Researcher biography

From the politics of climate change to defending democracy, Professor Daniel Nyberg is seeking to understand how corporations, governments, and citizens negotiate different priorities when facing key challenges of our time.

This qualitative researcher takes an interdisciplinary approach to his work across two main areas:

  1. climate change, where he interrogates the links between climate change and corporate capitalism, and
  2. defending democracy, where he seeks to untangle the relationships between industry and government.

“These are some of the biggest threats facing humankind,” he affirms.

“How could you not be interested?”

Climate Change

Professor Nyberg’s interest in climate change came from a growing sense of urgency. As public interest in green products grew, corporations were beginning to address climate change internally, through the design and delivery of green products and services. At the same time, the climate emergency led to attempts to contain or regulate polluting industries, for example through carbon offsets and other measures.
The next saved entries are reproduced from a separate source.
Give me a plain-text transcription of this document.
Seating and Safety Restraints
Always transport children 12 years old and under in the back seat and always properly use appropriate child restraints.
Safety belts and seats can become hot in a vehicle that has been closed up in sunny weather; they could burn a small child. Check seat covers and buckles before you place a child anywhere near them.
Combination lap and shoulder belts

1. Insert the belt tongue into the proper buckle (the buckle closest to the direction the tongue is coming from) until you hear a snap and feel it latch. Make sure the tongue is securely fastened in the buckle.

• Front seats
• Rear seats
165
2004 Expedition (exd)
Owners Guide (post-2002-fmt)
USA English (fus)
“It’s important to understand what corporations are doing in order to mitigate and/or minimise the effects of climate change,” Professor Nyberg explains.

“We also need to have knowledge about what they’re doing so we can regulate their activities.”

Working alongside Professor Christopher Wright from the University of Sydney's Business School, and Dr Vanessa Bowden from the University of Newcastle's School of Humanities, Creative Industries and Social Sciences, this ground-breaking research has been published in a number of leading international journals. The three colleagues collaborated on the book, Organising Responses to Climate Change: The Politics of Mitigation, Adaptation and Suffering (2022, Cambridge University Press), building on the success of Professor Nyberg and Professor Wright's book, Climate Change, Capitalism, and Corporations: Processes of Creative Self-Destruction (2015, Cambridge University Press), which attracted wide attention across both the social and natural sciences.

Defending Democracy

Building on this work, Professor Nyberg has developed a strong interest in corporate political activity, both in how public policy is interpreted and implemented in practice, as well as in how corporations seek to influence public policy. This shift from the narrow focus on corporate outcomes to the broader understanding of democratic processes, is particularly relevant in the fraught debates around climate policy.

“I’m currently exploring how corporations influence democracy,” he states.

“The clearest example is the Labor Government’s super profit tax proposal of 2010, which the mining industry vehemently opposed. Even though it spent $22 million doing so, calculations by the Australian Financial Review suggest it saved $10 billion by agreeing to a truce with then-Prime Minister Julia Gillard. So, you can see it’s often much easier and cheaper for corporations to deal with public policies than it is for them to deal with their processes.”